Laura Perille is the CEO of EdVestors, a Boston-based school improvement nonprofit that partners with philanthropic donors and education leaders, combining strategic private investment, education expertise, and hands-on implementation to accelerate change in urban schools. Since its launch in 2002 under Laura’s leadership, EdVestors has raised and helped investors direct over $18 million in funds for urban school improvement efforts through its School Solutions Seed Fund, the School on the Move Prize, and the Improving Schools Initiative. EdVestors serves as the lead partner to the Boston Public Schools for the BPS Arts Expansion Initiative, a citywide, multi-year public-private partnership which has driven increases in public investment in arts education during the school day. Laura and her family live in Boston, where her children attend or have graduated from the Boston Public Schools.

Paul Sznewajs
Paul Sznewajs
Founding Executive Director, Ingenuity

Ingenuity’s work is to ensure that all Chicago Public School students K-12 have access to quality arts instruction. The company was honored with the 2013 Chicago Innovation Award as one of the city’s ten most innovative companies—the only nonprofit to receive the award. Mr.
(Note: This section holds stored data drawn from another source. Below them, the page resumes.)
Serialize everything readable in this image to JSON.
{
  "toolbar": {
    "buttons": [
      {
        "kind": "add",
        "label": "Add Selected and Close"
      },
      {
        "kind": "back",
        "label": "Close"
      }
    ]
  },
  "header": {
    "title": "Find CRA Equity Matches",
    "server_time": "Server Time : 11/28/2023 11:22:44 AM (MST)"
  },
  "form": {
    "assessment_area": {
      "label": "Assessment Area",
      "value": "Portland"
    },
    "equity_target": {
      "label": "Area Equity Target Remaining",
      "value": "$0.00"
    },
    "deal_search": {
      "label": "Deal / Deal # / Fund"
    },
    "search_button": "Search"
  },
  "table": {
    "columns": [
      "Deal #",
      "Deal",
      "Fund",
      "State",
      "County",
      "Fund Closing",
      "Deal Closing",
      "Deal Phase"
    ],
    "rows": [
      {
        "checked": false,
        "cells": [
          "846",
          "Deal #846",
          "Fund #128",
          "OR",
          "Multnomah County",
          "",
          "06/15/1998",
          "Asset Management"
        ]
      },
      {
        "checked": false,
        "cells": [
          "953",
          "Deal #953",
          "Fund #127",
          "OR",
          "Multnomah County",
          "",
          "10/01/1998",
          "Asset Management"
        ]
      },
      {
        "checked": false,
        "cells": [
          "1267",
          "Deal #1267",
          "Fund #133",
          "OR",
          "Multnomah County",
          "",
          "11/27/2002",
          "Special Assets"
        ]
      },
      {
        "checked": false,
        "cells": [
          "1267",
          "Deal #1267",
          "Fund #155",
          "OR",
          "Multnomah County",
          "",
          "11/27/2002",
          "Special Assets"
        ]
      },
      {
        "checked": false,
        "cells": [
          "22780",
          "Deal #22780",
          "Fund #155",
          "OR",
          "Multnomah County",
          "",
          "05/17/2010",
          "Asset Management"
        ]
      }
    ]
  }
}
Sznewajs was also honored with the Boeing Company’s 2013 Game Changer Award, which is given to the five leaders in Chicago each year who have created the greatest change in their industry. Before leading Ingenuity, Mr. Sznewajs was the founder and executive director of Snow City Arts, an award-winning organization that uses arts education as a learning conduit for pediatric patients unable to get to the classroom. He has forged major partnerships with many of Chicago’s largest educational, cultural, and academic institutions, as well as city agencies such as the Chicago Board of Education and Chicago Public Schools.

Daniel Windham
Daniel Windham
Director of Arts, The Wallace Foundation

Daniel Windham joined The Wallace Foundation in February 2007 as director of arts. Before that, he served in a variety of leadership positions within arts organizations. He was president of the Cleveland Music School Settlement, president and chief executive officer of Kansas City Young Audiences, Inc., director of educational activities for the New York Philharmonic, and director of education and audience development for the National Symphony Orchestra. In addition to his work in arts organizations, Windham served on the faculty of Wellesley College and as director of arts in education for Washington D.C’s Commission on the Arts and Humanities. Windham has appeared with the Boston Symphony Orchestra, Baltimore Symphony Orchestra, New York Philharmonic, Cleveland Orchestra, and in festivals and recitals in the U.S., Canada and Europe.